In the district public library, the Gazetteer, published in 1962, describes Ratnagiri as a monsoonal land with great contrasts of nature -- heights and plains, wet and dry regions, forested and cultivated stretches, bare lateritic plateau surfaces and intensely-tilled valleys. The average annual rainfall is 122", with 88" in the coastal region and 153" in the hilly areas of the interior. The area under forests was 100,000 acres in 1885; this came down to 46,958 acres in 1955-56.
The peculiar geography of the district makes it imperative to stress minor irrigation such as bunds, bandharas, nallahs and so on, said the Gazetteer. Ratnagiri's topography makes it ill suited to major irrigation projects. So far only one government canal has been constructed in the Malvan area, irrigating 627 acres of land.
If only the warnings of the wise Gazetteer had been heeded 40 years ago, the destruction of forests halted, bunds, nullahs and other water-conservation structures built, today's water stress situation would not have existed…

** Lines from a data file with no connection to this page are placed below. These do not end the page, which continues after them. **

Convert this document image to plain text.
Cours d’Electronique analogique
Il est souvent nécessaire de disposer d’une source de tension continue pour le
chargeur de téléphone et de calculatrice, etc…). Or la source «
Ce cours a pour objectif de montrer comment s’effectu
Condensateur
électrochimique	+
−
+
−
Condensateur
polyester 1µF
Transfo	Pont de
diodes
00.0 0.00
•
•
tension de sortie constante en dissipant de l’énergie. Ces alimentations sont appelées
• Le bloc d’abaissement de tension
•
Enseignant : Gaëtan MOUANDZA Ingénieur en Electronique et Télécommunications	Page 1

At the zilla parishad (district government office) the geologist at the water supply division agreed that the prevalence of lateritic soil in many parts of the district posed a problem, since this soil has a poor water-holding capacity. Kalithar exacerbates the situation by not allowing groundwater aquifers to recharge. Nevertheless, he said, simple structures to conserve and harvest water would go a long way in dealing with the situation. These include the construction of check-dams, bunds, percolation tanks, recharge shafts, injection wells and so on.

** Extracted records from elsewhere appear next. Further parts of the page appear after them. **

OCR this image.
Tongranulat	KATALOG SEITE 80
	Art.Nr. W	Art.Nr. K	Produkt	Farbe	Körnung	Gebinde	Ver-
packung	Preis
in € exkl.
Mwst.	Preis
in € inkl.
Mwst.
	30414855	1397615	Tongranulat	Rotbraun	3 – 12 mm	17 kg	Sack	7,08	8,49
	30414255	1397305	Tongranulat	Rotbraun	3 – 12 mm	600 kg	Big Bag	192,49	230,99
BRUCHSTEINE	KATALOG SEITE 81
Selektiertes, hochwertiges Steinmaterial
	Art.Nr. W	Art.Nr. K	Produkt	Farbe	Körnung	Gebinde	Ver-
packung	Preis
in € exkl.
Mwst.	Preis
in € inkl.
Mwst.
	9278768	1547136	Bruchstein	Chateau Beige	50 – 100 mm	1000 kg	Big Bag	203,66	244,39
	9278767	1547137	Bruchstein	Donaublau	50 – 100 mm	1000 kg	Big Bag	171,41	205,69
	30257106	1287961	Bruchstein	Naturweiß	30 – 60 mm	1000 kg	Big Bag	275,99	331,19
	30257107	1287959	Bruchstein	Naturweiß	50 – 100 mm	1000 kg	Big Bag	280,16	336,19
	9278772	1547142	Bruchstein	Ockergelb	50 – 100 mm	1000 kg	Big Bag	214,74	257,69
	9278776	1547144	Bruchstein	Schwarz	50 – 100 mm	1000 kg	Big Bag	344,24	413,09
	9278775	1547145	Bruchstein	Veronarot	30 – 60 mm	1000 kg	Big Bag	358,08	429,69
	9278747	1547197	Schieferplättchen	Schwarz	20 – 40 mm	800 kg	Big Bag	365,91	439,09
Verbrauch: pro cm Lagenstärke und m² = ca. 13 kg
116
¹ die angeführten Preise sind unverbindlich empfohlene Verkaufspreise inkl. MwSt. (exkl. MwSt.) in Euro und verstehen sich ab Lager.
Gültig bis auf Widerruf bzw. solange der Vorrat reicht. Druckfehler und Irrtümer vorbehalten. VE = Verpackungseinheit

According to the executive engineer in charge of rural water supply, the lateritic soil and impervious rocks made it impossible for his team to find appropriate sites to construct water-conservation and harvesting structures. Hence the water scarcity despite 3,000 mm of rainfall annually.
District collector Bandri claimed the administration was experimenting with one interesting intervention -- hilltop harvesting and conservation of rainwater. A reservoir (pond or small lake) is constructed on top of a hill. The water that collects in the structure percolates gradually, recharging aquifers and wells located on all sides along the gentler slopes. Difficult situations demand innovative initiatives, but whether this solution is actually implemented and works remains to be seen.
Back to traditional solutions
At the end of my tour of Ratnagiri, I was left wondering why towns like Rajapur are still dependent on a small dam built by the British. Why have no new dams been built since 1947 (Independence) or 1952 (the launch of the Community Development Programme) or 1960 (the formation of the state of Maharashtra)?
Are the complex issues involved in rehabilitation and resettlement (together with the formidable anti-dam movement) dissuading state and local governments (district level) from examining the option of constructing reservoirs ('dams' is not a politically correct term any more!)? Is the water scarcity in Ratnagiri a manifestation of the lack/deficiency of governance at the local and state level?
To quote the old ditty:
Tujhya gharaat naahi paani, ghaaghar uttaani re
Mhanoon tu hindatos van-van
Kareet paani-paani re!
Translated:
There is no water in your house, since the pot has been turned upside down.
Hence you are condemned to go hither and thither
in search of water.
If the drought that is besetting India year after year is to be tackled, that pot must be turned up to the skies and the rain, and water, conserved. It would seem that rainwater conservation and rainwater harvesting, together with a mature conjunctive utilisation of surface and groundwater, is the only way ahead.
(Meher Gadekar is a specialist in rural development and management. In this series of articles, he will be tracking the drought in the Western states of Gujarat and Maharashtra and the central Indian state of Madhya Pradesh.)